As long as the consulting physician in the same group meets the requirements of a consult, he or she can bill for a consult, says Elaine Towle, CMPE, practice administrator for the New Hampshire Oncology-Hematology in Hooksett, NH. A consultation is eligible for payment when all of the criteria for the use of a consultation code are met, regardless of whether referring and consulting physician are members of the same practice, says Towle. She adds that the medical record should identify the problem that requires the need for a consult; it should support the level of consultation code by describing the extent of history, exam and medical decision-making required; it should include the consultants findings.
Under Medicare rules, carriers will pay for a consultation if the referring physician has not transferred the responsibility for a patients care to the receiving physician. Medicare does not consider a patient under the care of a consulting physician simply because the patients record is held by the physician group in which the consulting physician is employed.

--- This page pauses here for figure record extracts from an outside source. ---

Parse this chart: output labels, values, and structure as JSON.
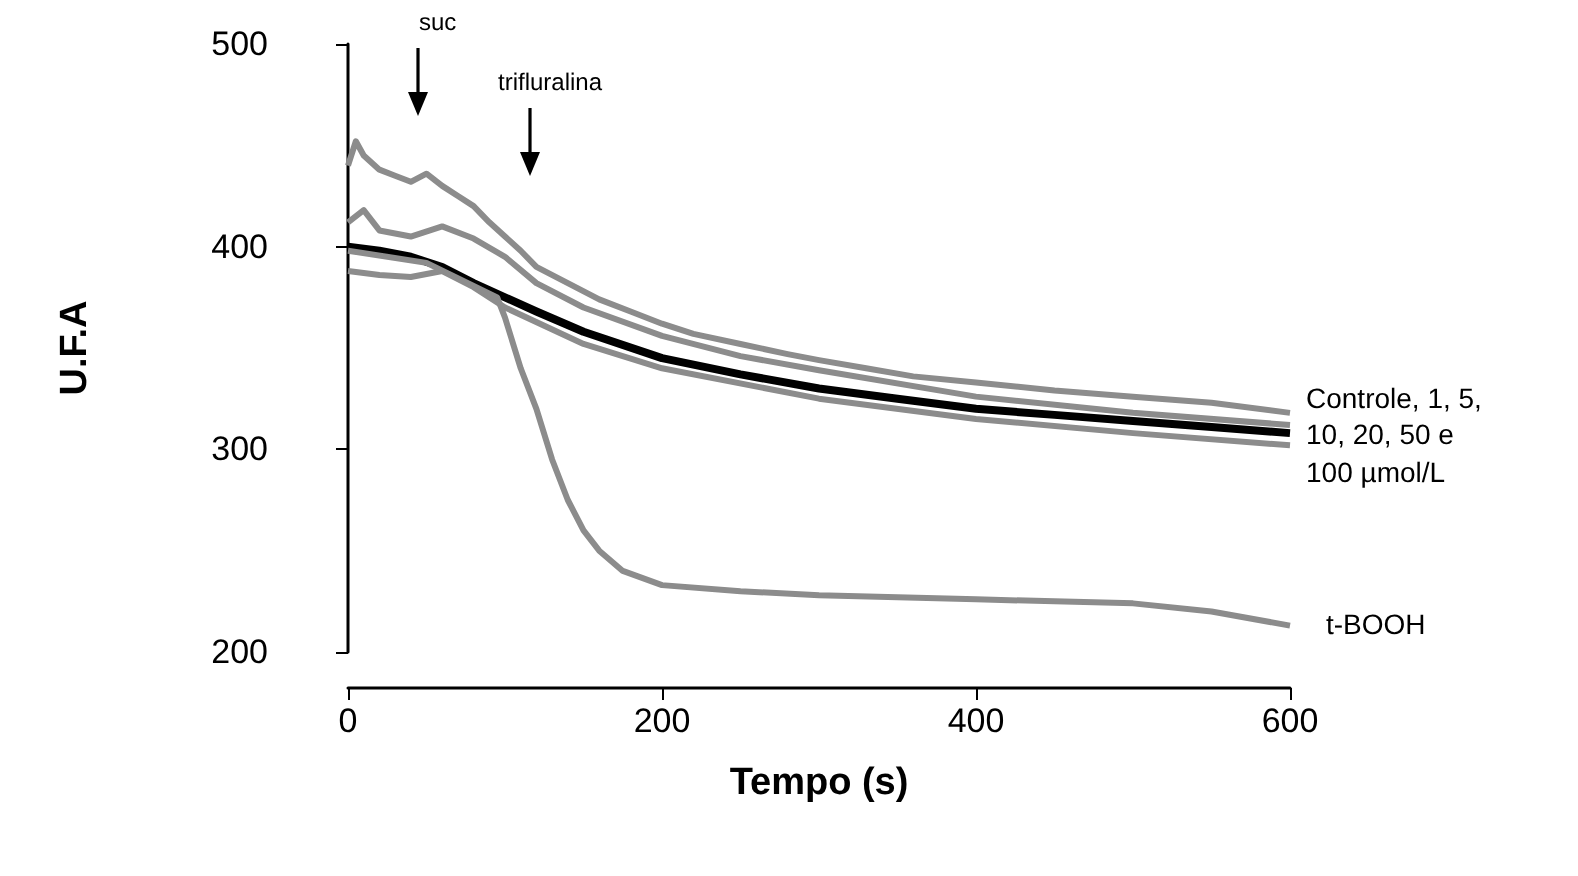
{
  "chart_data": {
    "type": "line",
    "xlabel": "Tempo (s)",
    "ylabel": "U.F.A",
    "xlim": [
      0,
      600
    ],
    "xticks": [
      0,
      200,
      400,
      600
    ],
    "ylim": [
      200,
      500
    ],
    "yticks": [
      200,
      300,
      400,
      500
    ],
    "grid": false,
    "marker": "none",
    "line_style": "solid",
    "series": [
      {
        "color": "#8c8c8c",
        "x": [
          0,
          5,
          10,
          20,
          30,
          40,
          50,
          60,
          70,
          80,
          90,
          100,
          110,
          120,
          140,
          160,
          180,
          200,
          220,
          250,
          280,
          300,
          330,
          360,
          400,
          450,
          500,
          550,
          600
        ],
        "values": [
          440,
          452,
          445,
          438,
          435,
          432,
          436,
          430,
          425,
          420,
          412,
          405,
          398,
          390,
          382,
          374,
          368,
          362,
          357,
          352,
          347,
          344,
          340,
          336,
          333,
          329,
          326,
          323,
          318
        ]
      },
      {
        "color": "#8c8c8c",
        "x": [
          0,
          10,
          20,
          40,
          60,
          80,
          100,
          120,
          150,
          200,
          250,
          300,
          400,
          500,
          600
        ],
        "values": [
          412,
          418,
          408,
          405,
          410,
          404,
          395,
          382,
          370,
          356,
          346,
          339,
          326,
          318,
          312
        ]
      },
      {
        "color": "#8c8c8c",
        "x": [
          0,
          20,
          40,
          60,
          80,
          100,
          150,
          200,
          300,
          400,
          500,
          600
        ],
        "values": [
          388,
          386,
          385,
          388,
          380,
          370,
          352,
          340,
          325,
          315,
          308,
          302
        ]
      },
      {
        "color": "#000000",
        "x": [
          0,
          20,
          40,
          60,
          80,
          100,
          120,
          150,
          200,
          250,
          300,
          350,
          400,
          450,
          500,
          550,
          600
        ],
        "values": [
          400,
          398,
          395,
          390,
          382,
          375,
          368,
          358,
          345,
          337,
          330,
          325,
          320,
          317,
          314,
          311,
          308
        ]
      },
      {
        "color": "#8c8c8c",
        "x": [
          0,
          50,
          95,
          100,
          110,
          120,
          130,
          140,
          150,
          160,
          175,
          200,
          250,
          300,
          350,
          400,
          450,
          500,
          550,
          600
        ],
        "values": [
          398,
          392,
          375,
          365,
          340,
          320,
          295,
          275,
          260,
          250,
          240,
          233,
          230,
          228,
          227,
          226,
          225,
          224,
          220,
          213
        ]
      }
    ],
    "annotations": [
      "suc",
      "trifluralina",
      {
        "text": "Controle, 1, 5, 10, 20, 50 e 100 µmol/L",
        "x": 600,
        "y": 310
      },
      {
        "text": "t-BOOH",
        "x": 600,
        "y": 213
      }
    ]
  }
}
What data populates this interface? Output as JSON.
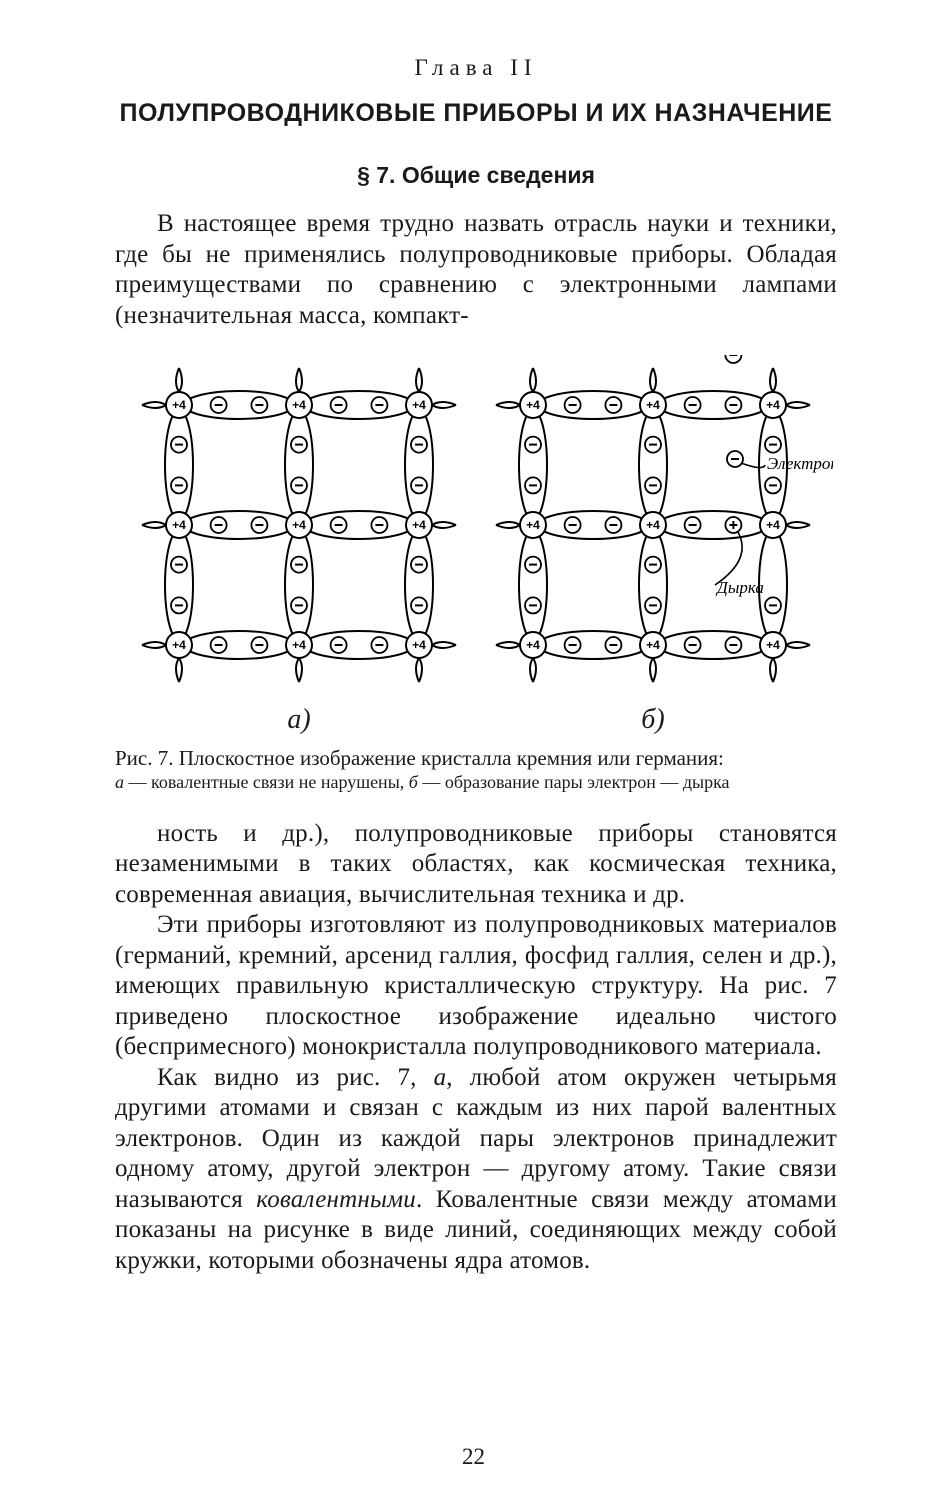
{
  "chapter": "Глава II",
  "title": "ПОЛУПРОВОДНИКОВЫЕ ПРИБОРЫ И ИХ НАЗНАЧЕНИЕ",
  "section": "§ 7. Общие сведения",
  "para1": "В настоящее время трудно назвать отрасль науки и техники, где бы не применялись полупроводниковые приборы. Обладая преимуществами по сравнению с электронными лампами (незначительная масса, компакт-",
  "figure": {
    "label_a": "а)",
    "label_b": "б)",
    "annot_electron": "Электрон",
    "annot_hole": "Дырка",
    "atom_label": "+4",
    "caption_main": "Рис. 7. Плоскостное изображение кристалла кремния или германия:",
    "caption_sub_a": "а",
    "caption_sub_a_txt": " — ковалентные связи не нарушены, ",
    "caption_sub_b": "б",
    "caption_sub_b_txt": " — образование пары электрон — дырка"
  },
  "para2": "ность и др.), полупроводниковые приборы становятся незаменимыми в таких областях, как космическая техника, современная авиация, вычислительная техника и др.",
  "para3": "Эти приборы изготовляют из полупроводниковых материалов (германий, кремний, арсенид галлия, фосфид галлия, селен и др.), имеющих правильную кристаллическую структуру. На рис. 7 приведено плоскостное изображение идеально чистого (беспримесного) монокристалла полупроводникового материала.",
  "para4_a": "Как видно из рис. 7, ",
  "para4_a_it": "а",
  "para4_b": ", любой атом окружен четырьмя другими атомами и связан с каждым из них парой валентных электронов. Один из каждой пары электронов принадлежит одному атому, другой электрон — другому атому. Такие связи называются ",
  "para4_term": "ковалентными",
  "para4_c": ". Ковалентные связи между атомами показаны на рисунке в виде линий, соединяющих между собой кружки, которыми обозначены ядра атомов.",
  "page_number": "22",
  "style": {
    "bg": "#ffffff",
    "text": "#1a1a1a",
    "stroke": "#000000",
    "stroke_w": 2,
    "atom_r": 13,
    "elec_r": 8
  },
  "lattice": {
    "cols": [
      60,
      180,
      300
    ],
    "rows": [
      50,
      170,
      290
    ],
    "tail": 24
  }
}
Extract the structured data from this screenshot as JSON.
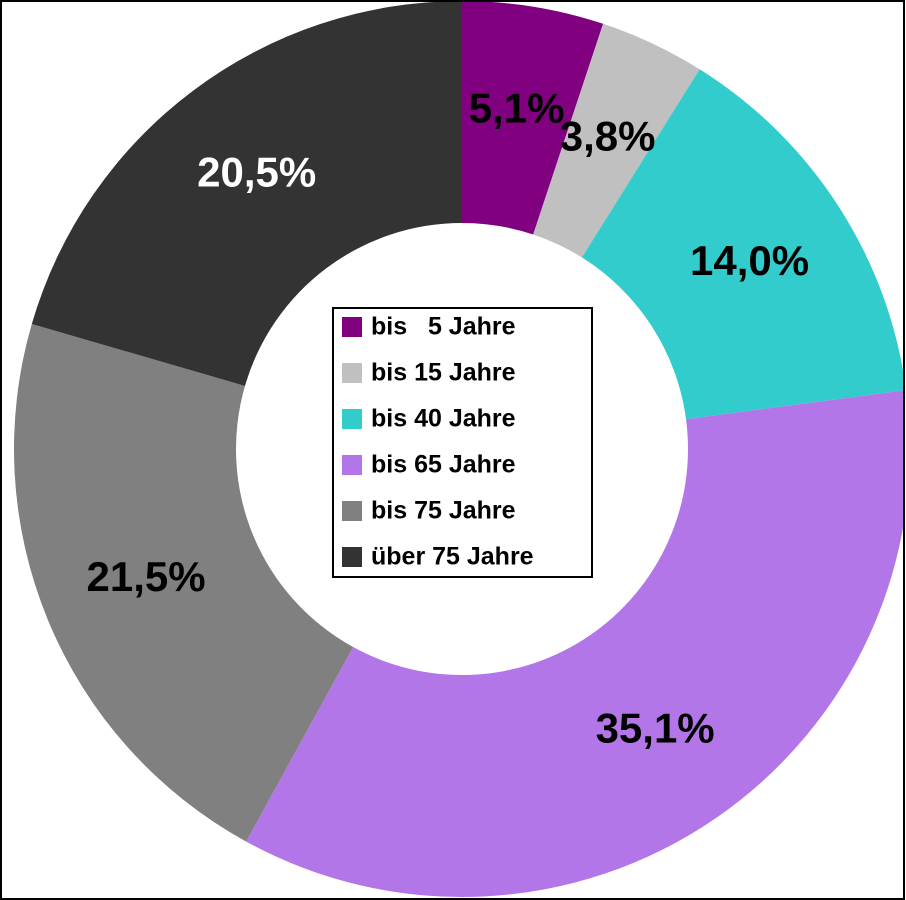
{
  "chart_data": {
    "type": "donut",
    "categories": [
      "bis   5 Jahre",
      "bis 15 Jahre",
      "bis 40 Jahre",
      "bis 65 Jahre",
      "bis 75 Jahre",
      "über 75 Jahre"
    ],
    "values": [
      5.1,
      3.8,
      14.0,
      35.1,
      21.5,
      20.5
    ],
    "value_labels": [
      "5,1%",
      "3,8%",
      "14,0%",
      "35,1%",
      "21,5%",
      "20,5%"
    ],
    "colors": [
      "#800080",
      "#c0c0c0",
      "#33cccc",
      "#b376e8",
      "#808080",
      "#333333"
    ],
    "label_colors": [
      "#000000",
      "#000000",
      "#000000",
      "#000000",
      "#000000",
      "#ffffff"
    ],
    "legend": "center"
  }
}
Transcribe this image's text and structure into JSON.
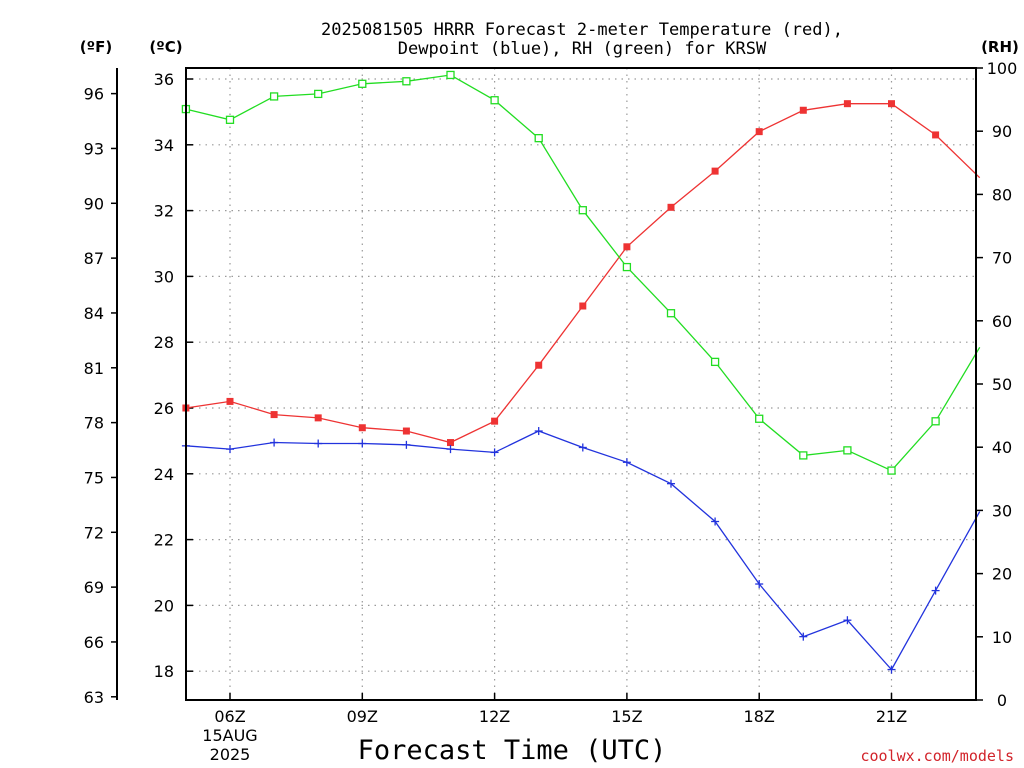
{
  "chart_data": {
    "type": "line",
    "title_line1": "2025081505 HRRR Forecast 2-meter Temperature (red),",
    "title_line2": "Dewpoint (blue), RH (green) for KRSW",
    "xlabel": "Forecast Time (UTC)",
    "credit": "coolwx.com/models",
    "axis_units": {
      "left_f": "(ºF)",
      "left_c": "(ºC)",
      "right_rh": "(RH)"
    },
    "x_hours": [
      5,
      6,
      7,
      8,
      9,
      10,
      11,
      12,
      13,
      14,
      15,
      16,
      17,
      18,
      19,
      20,
      21,
      22,
      23
    ],
    "x_ticks": [
      {
        "hour": 6,
        "label": "06Z",
        "sub1": "15AUG",
        "sub2": "2025"
      },
      {
        "hour": 9,
        "label": "09Z"
      },
      {
        "hour": 12,
        "label": "12Z"
      },
      {
        "hour": 15,
        "label": "15Z"
      },
      {
        "hour": 18,
        "label": "18Z"
      },
      {
        "hour": 21,
        "label": "21Z"
      }
    ],
    "celsius_axis": {
      "ticks": [
        "36",
        "34",
        "32",
        "30",
        "28",
        "26",
        "24",
        "22",
        "20",
        "18"
      ]
    },
    "fahrenheit_axis": {
      "ticks": [
        "96",
        "93",
        "90",
        "87",
        "84",
        "81",
        "78",
        "75",
        "72",
        "69",
        "66",
        "63"
      ]
    },
    "rh_axis": {
      "range": [
        0,
        100
      ],
      "ticks": [
        "100",
        "90",
        "80",
        "70",
        "60",
        "50",
        "40",
        "30",
        "20",
        "10",
        "0"
      ]
    },
    "series": [
      {
        "name": "Temperature",
        "axis": "celsius",
        "color": "#ee3333",
        "marker": "filled-square",
        "values": [
          26.0,
          26.2,
          25.8,
          25.7,
          25.4,
          25.3,
          24.95,
          25.6,
          27.3,
          29.1,
          30.9,
          32.1,
          33.2,
          34.4,
          35.05,
          35.25,
          35.25,
          34.3,
          33.0
        ]
      },
      {
        "name": "Dewpoint",
        "axis": "celsius",
        "color": "#2233dd",
        "marker": "plus",
        "values": [
          24.85,
          24.75,
          24.95,
          24.92,
          24.92,
          24.88,
          24.75,
          24.65,
          25.3,
          24.8,
          24.35,
          23.7,
          22.55,
          20.65,
          19.05,
          19.55,
          18.05,
          20.45,
          22.85
        ]
      },
      {
        "name": "RH",
        "axis": "rh",
        "color": "#22dd22",
        "marker": "open-square",
        "values": [
          93.5,
          91.8,
          95.5,
          95.9,
          97.5,
          97.9,
          98.9,
          94.9,
          88.9,
          77.5,
          68.5,
          61.2,
          53.5,
          44.5,
          38.7,
          39.5,
          36.3,
          44.1,
          55.8
        ]
      }
    ]
  }
}
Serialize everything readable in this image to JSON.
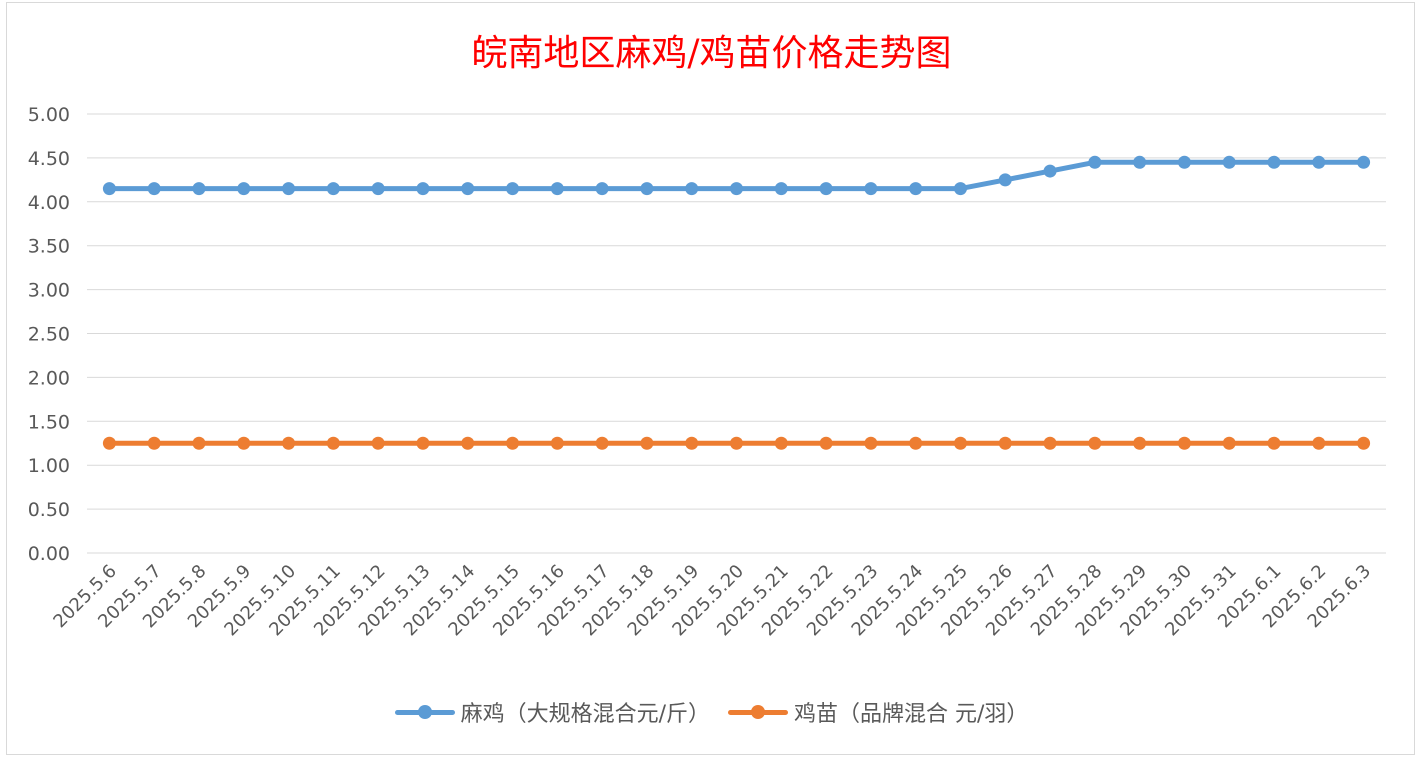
{
  "chart_data": {
    "type": "line",
    "title": "皖南地区麻鸡/鸡苗价格走势图",
    "xlabel": "",
    "ylabel": "",
    "ylim": [
      0,
      5
    ],
    "yticks": [
      "0.00",
      "0.50",
      "1.00",
      "1.50",
      "2.00",
      "2.50",
      "3.00",
      "3.50",
      "4.00",
      "4.50",
      "5.00"
    ],
    "grid": true,
    "legend_position": "bottom",
    "categories": [
      "2025.5.6",
      "2025.5.7",
      "2025.5.8",
      "2025.5.9",
      "2025.5.10",
      "2025.5.11",
      "2025.5.12",
      "2025.5.13",
      "2025.5.14",
      "2025.5.15",
      "2025.5.16",
      "2025.5.17",
      "2025.5.18",
      "2025.5.19",
      "2025.5.20",
      "2025.5.21",
      "2025.5.22",
      "2025.5.23",
      "2025.5.24",
      "2025.5.25",
      "2025.5.26",
      "2025.5.27",
      "2025.5.28",
      "2025.5.29",
      "2025.5.30",
      "2025.5.31",
      "2025.6.1",
      "2025.6.2",
      "2025.6.3"
    ],
    "series": [
      {
        "name": "麻鸡（大规格混合元/斤）",
        "color": "#5b9bd5",
        "values": [
          4.15,
          4.15,
          4.15,
          4.15,
          4.15,
          4.15,
          4.15,
          4.15,
          4.15,
          4.15,
          4.15,
          4.15,
          4.15,
          4.15,
          4.15,
          4.15,
          4.15,
          4.15,
          4.15,
          4.15,
          4.25,
          4.35,
          4.45,
          4.45,
          4.45,
          4.45,
          4.45,
          4.45,
          4.45
        ]
      },
      {
        "name": "鸡苗（品牌混合 元/羽）",
        "color": "#ed7d31",
        "values": [
          1.25,
          1.25,
          1.25,
          1.25,
          1.25,
          1.25,
          1.25,
          1.25,
          1.25,
          1.25,
          1.25,
          1.25,
          1.25,
          1.25,
          1.25,
          1.25,
          1.25,
          1.25,
          1.25,
          1.25,
          1.25,
          1.25,
          1.25,
          1.25,
          1.25,
          1.25,
          1.25,
          1.25,
          1.25
        ]
      }
    ]
  }
}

For example, an oncologist in a multispecialty group practice can safely bill for a consult if a primary-care physician (PCP) within the group seeks the oncology physicians medical expertise. After the consulting physician assumes responsibility for the patients care that subsequent visits should be reported as an established patient office visit. For example, established patient visit codes should be used if the consulting physician finds a tumor in a female patients breast, recommends a course of treatment and the referring physician transfers responsibility for carrying out the new treatment plan to the consulting physician.
When a PCP in a multispecialty practice seeks the consult of an oncologist within the same practice, the use of a consult code is cut and dry. There is no question that the PCP is seeking expertise outside his or her own expertise.
But when an oncologist seeks a consult with another oncologist within the same group can be a bit more tricky, says Rebecca Dawson, CPC, a compliance education specialist for an academic medical center in Ohio. You have to prove necessity. For example, you need to show that the consulting oncologist has a subspecialty.
To prove medical necessity in this situation, the physician can refer back to the consultation guidelines: The medical record should show the problem that is necessitating the consult. In addition, Dawson says that the consulting physician within the same group should possess credentials that show the expertise the attending physician is seeking.
In general, a consultation is distinguished from a regular patient visit because a referring physician requested it. In addition, the consultant prepares a report of his or her findings, which is provided to the referring physician for use in treating the patient. The requirements are the same for consultants within an attending physicians group practice and those outside the group. The consulting physician can bill for a consult provided history and exam are performed, extent of medical decision-making is documented and written report of the consultants findings are given to the attending physician.
Physicians providing second and third opinions also are eligible to use consultation codes, Towle says. A second opinion requested by a patient is a common occurrence, and on rare occasions the patient will seek the advice of a physician within the same group as his or her attending physician. For example, a female patient who is diagnosed with uterine cancer and faces a hysterectomy may seek the opinion of another oncologist in the group.
Medicare will cover the work of a second physician who comes in as a consultant at the patients request if the patient faces surgery or a major procedure. If the second opinion differs from the original opinion, Medicare will pay for a third opinion.
There are five levels of office consultation services, each with a unique set of requirements. 99241 (level 1 office consultation) requires a problem-focused history, a problem-focused examination, and straightforward decision making. In comparison, 99245 (level 5 office consultation) requires a comprehensive history, a comprehensive examination, and medical decision making of high complexity.
The general criteria for a consultation are as follows:
The patients physician must make a written or verbal request; that is, consultations must be physician initiated. A physician service initiated by a patient and/or family, and not requested in writing or verbally from the attending physician directly to the consulting physician, may not be reported using the initial consultation codes but may be reported using the codes for confirmatory consultation or office visit code.
The patient record must prove medical necessity for a consult. In most cases an abnormality that has the potential for a cancer diagnosis is sufficient.
All tests and services performed must be documented in the patients medical record.
A written report must communicate the tests and services and the consulting physicians findings to the referring physician.